This, from the Minister of Finance Colm Imbert as he sought to clarify some misconceptions about the drawdown of $2.5 billion from the Heritage and Stabilisation Fund.
In a statement issued on the HSF on Friday, he said: "There are strict legal rules for drawdowns and the maximum permitted drawdown for 2016 is US$675 million, of which we have drawn down US$375 million so far. At this time, we envisage no further drawdowns in fiscal 2016, but if it becomes necessary to provide the required support for Government expenditure in 2016, we will consider all options for financing the service of the Republic of Trinidad and Tobago, including the remaining available drawdown from the HSF for 2016."
Reading from a statement in the Parliament on Friday, he defended the decision to withdraw the sum of $2.5 billion, recalling that when the Government came into office in September 2015, it found that the previous Government had "burnt through over $6 billion in credit it found in 2010 and had used up virtually all of the $9 billion overdraft available to the State."
He said this represented a loss of Government funds of $15 billion and meant that the Government's account was in overdraft.
"In May 2016, because of severely depressed revenues from petroleum, the overdraft reached 100% of its limit and unless urgent action was taken, the Government would have been unable to pay salaries or pay for critical and essential goods and services. In accordance with the HSF Act therefore, the Ministry of Finance decided on a drawdown from the Fund in the amount of TT$2.5 billion, or US$375 million, out of the legally permissible TT$4.5 billion. This was the only available source of funds in May 2016. If we had not done this, the Government would have been guilty of fiscal irresponsibility and the country might have been in crisis."
Minister Imbert clarified that the Prime Minister had previously made it clear that once it was required and permissible, Government would drawdown up to US$1 billion from the HSF in 2016 for budgetary support and this drawdown, representing US$375 million, is below that amount.
He also denied claims that the $2.5 billion would be used for "all sorts of dubious purposes" such as electioneering and maintained that it was meant to keep the country afloat.
"The HSF drawdown was simply to finance the well-known budget deficit, not for any item in the budget in particular. When I used the term 'for the service to Trinidad and Tobago' in 2016, that is exactly what I meant... To put it in local parlance, this simply means to pay the country's bills."

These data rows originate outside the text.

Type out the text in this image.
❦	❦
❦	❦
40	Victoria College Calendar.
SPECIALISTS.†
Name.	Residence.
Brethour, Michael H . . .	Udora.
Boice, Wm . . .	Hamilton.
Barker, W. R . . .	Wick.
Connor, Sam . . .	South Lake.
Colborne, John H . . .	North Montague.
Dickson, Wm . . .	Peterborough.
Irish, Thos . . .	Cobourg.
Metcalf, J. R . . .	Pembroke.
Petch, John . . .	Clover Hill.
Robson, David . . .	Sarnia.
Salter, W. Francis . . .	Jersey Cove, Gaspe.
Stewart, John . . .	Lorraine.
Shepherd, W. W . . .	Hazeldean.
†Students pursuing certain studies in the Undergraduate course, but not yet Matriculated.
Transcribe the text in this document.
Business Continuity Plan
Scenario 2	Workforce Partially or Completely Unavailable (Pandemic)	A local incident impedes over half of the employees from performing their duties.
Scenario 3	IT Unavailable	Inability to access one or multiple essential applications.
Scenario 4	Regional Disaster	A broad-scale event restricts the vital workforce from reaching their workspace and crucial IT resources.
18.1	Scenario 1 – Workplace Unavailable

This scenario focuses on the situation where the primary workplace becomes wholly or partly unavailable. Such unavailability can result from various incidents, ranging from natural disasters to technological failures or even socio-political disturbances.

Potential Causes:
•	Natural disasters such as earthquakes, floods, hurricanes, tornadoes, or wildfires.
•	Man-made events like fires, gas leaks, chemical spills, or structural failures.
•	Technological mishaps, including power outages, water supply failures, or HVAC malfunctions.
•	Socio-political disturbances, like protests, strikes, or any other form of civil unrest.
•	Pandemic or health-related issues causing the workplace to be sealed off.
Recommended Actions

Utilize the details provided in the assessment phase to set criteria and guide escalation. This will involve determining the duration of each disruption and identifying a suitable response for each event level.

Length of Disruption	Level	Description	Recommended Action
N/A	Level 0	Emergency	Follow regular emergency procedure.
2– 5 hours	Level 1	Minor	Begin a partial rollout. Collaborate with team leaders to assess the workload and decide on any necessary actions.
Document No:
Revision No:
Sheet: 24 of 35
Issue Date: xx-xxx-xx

Minister Imbert insisted that the criteria for withdrawing the sum had been met as he noted that for the period October 1st, 2014 through September 30th, 2015 the revenue from petroleum was only TT$11.6 billion, which was TT$7.5 billion below the projected petroleum revenue of TT$19.1 billion for fiscal 2015.
"This shortfall of $7.5 billion in 2015 represented a reduction in revenues of almost 40%, which was well beyond the threshold of 10% contained in Section 15(1) of the Act. Accordingly, since October 2015, the conditions for a drawdown from the HSF were met. Further, as per Section 15(1)(a), 60% of this shortfall represents TT$4.5 billion."
Minister Imbert said Rating Agencies as well as the IMF saw buffers such as the HSF as a means to contain the increase in public debt.
He said Government has intentions to bring legislation to amend the HSF Act in order to separate the Heritage from the Stabilisation element.
"The HSF Act, which was approved by Parliament in 2007, called for a five-year review, which should have been completed by March 2012. I am told that sometime in early 2012 there were discussions with a World Bank in which the then Minister Of Finance (Minister Dookeran) participated and that a draft of an amendment to the HSF had been prepared. Between March 2012 and June 2015, the previous Government had more than ample time to introduce the amendment but it did not happen. It is however, this Government's intention to undertake the necessary public consultation and bring the Amendment to Parliament before the end of this year. Incidentally, The HSF legislation does not require Parliament's approval for a withdrawal, as members opposite are well aware. It was never intended for that purpose. Parliament was required to approve the savings and withdrawal rule, i.e. the formula and conditions precedent for draw downs, and it did so in 2007. Parliament also has to ensure, at the time of the annual reporting, that the deposits into the Fund and any withdrawals are consistent with the legislation."
The Finance Minister also reminded that he mentioned the drawdown as recently as his Mid Year Budget Review in April and the Prime Minister also highlighted the possibility of this withdrawal in his contribution to the budget debate last year.